Les pointes de poésie et les audacieux jeux de mots sont alors confinés au papier, le terrain de jeu de Philippe Simon, chef d’édition pour le print, le dernier à s’emparer des titres des articles avant leur mise en page. Il estime qu’un bon titre est en équilibre entre information et élégance. «On doit agréablement comprendre le sujet du papier, être interloqué, turlupiné, et surtout avoir envie de le lire», résume-t-il. Sa marotte pour y parvenir: faire s’entrechoquer deux mots qui n’ont pas l’habitude d’être ensemble. Mais l’exercice de style doit avant tout être adapté au sujet.

Question de principe

«S’il s’agit d’une actualité internationale ou économique, l’information est prioritaire, précise-t-il. Nous ne faisons pas de métaphores pour titrer un sujet financier. Un papier culturel laisse, quant à lui, plus de place à l’impressionnisme.» Un savoir-faire qu’il peaufine depuis vingt ans, avec Jean-Michel Zufferey, son confrère en poste depuis trente-cinq ans. Ensemble, ils évitent les titres qui commencent par «Quand…», «Ces X qui…» ou encore ceux qui débutent par un mot suivi d’un double point. «Nous sommes aussi des chasseurs de poncifs, ces expressions dénuées d’originalité, complète Philippe Simon. Au départ, ce n’en sont pas, mais ils se répandent et deviennent banals.»

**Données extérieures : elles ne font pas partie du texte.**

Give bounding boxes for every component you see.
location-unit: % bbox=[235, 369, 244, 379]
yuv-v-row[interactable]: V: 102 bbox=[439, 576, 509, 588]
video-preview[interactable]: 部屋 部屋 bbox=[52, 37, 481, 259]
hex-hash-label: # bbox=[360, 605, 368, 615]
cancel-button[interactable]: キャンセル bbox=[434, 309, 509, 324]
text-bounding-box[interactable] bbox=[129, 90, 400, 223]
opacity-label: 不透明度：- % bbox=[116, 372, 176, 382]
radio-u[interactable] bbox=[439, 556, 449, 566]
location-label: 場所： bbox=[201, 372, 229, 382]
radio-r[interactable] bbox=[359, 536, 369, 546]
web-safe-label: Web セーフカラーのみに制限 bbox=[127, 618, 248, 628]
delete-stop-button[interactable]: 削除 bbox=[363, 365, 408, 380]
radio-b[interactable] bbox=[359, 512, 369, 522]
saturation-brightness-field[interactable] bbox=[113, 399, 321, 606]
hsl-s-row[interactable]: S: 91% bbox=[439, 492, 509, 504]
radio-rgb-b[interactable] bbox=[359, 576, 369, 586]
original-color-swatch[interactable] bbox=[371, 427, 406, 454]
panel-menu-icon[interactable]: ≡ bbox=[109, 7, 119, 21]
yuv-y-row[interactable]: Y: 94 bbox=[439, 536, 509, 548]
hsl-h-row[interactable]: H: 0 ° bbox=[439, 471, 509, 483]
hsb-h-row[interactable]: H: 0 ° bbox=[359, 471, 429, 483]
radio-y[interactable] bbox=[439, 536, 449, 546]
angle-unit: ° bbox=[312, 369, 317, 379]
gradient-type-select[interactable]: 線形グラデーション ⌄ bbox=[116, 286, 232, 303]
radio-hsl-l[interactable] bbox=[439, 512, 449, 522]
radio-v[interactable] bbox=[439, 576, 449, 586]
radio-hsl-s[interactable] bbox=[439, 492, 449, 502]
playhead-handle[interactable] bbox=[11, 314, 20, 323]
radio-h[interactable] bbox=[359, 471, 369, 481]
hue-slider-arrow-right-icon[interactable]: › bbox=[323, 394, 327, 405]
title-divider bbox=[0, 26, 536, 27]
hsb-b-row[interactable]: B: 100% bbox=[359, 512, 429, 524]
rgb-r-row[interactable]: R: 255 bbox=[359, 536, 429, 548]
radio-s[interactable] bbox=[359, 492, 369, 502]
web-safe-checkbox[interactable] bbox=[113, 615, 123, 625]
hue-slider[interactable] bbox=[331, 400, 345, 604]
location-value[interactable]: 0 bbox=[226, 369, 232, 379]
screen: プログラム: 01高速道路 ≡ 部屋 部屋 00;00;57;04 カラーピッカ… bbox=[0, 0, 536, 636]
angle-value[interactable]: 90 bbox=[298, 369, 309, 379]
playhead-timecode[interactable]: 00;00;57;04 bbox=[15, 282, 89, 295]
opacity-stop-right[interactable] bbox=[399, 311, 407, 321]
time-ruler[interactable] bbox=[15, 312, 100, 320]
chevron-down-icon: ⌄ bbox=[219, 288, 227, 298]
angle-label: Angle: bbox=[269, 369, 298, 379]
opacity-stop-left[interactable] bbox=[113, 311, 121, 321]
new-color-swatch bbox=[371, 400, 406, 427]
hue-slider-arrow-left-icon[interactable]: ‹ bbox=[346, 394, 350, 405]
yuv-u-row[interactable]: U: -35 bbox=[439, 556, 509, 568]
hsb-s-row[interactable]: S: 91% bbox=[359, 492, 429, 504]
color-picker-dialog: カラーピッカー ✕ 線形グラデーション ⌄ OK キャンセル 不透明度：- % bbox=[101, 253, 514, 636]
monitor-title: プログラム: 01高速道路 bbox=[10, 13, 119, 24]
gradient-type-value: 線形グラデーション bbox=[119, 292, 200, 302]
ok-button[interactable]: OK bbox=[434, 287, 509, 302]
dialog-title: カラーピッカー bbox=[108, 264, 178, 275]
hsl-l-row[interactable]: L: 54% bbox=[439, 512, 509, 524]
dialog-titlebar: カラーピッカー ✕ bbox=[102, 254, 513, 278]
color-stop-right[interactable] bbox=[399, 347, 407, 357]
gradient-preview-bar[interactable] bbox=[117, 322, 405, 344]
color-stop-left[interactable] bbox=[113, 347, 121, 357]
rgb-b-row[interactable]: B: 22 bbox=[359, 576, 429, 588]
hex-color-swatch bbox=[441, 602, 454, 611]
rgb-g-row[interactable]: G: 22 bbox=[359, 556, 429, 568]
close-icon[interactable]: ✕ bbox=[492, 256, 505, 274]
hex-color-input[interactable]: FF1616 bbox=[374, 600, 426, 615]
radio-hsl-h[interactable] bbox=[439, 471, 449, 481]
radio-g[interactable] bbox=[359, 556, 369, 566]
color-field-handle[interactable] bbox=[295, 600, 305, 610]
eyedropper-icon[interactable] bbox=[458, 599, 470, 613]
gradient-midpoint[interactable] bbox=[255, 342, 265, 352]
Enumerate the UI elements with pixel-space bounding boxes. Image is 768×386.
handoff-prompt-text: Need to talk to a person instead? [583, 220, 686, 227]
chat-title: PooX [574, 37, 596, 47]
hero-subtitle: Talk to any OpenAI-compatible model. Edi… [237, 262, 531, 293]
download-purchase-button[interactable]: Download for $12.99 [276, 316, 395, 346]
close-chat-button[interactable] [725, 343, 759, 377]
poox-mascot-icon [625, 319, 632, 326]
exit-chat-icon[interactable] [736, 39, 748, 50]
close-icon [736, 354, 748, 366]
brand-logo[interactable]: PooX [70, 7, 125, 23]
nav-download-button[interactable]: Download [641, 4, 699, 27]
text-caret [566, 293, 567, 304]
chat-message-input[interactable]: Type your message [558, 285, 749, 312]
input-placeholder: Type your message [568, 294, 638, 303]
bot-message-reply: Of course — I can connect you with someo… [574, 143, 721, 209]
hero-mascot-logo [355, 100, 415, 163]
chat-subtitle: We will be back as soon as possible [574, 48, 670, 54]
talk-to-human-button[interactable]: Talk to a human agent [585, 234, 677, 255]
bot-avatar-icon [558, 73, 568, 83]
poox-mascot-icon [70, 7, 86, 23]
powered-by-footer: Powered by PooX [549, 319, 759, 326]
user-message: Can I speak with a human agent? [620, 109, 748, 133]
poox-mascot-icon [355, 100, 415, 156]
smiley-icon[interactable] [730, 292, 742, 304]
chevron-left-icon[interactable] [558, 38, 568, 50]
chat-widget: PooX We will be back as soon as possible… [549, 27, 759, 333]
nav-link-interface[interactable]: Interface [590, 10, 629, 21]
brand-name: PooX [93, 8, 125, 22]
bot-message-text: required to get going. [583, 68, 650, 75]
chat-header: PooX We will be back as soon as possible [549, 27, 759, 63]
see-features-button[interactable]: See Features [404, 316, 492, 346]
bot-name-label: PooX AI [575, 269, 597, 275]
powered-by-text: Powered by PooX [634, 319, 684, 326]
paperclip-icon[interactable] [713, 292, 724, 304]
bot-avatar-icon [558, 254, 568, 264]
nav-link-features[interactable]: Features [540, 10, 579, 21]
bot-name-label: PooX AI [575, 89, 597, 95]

Rien n’est écrit dans le marbre, ces consignes sont plus des principes auxquels les journalistes se réfèrent. Parmi ceux prônés par le service web: l’éviction des titres en «pourquoi» et «comment», sinon «le lecteur répond à la question dans sa tête et ne lit pas l’article», justifie Nicolas Dufour, qui aimerait que les journalistes de la rédaction proposent deux titres, un pour le journal et un pour le site.

Cette stratégie sera mise en place à partir de février 2020. «Les titres web seront allongés pour en dire plus aux internautes», précise-t-il. Un projet inspiré du modèle de la Neue Zürcher Zeitung, qui a adopté les titres sur trois lignes cet été, qui doivent permettre une oscillation moins marquée entre clarté et tentative d’originalité.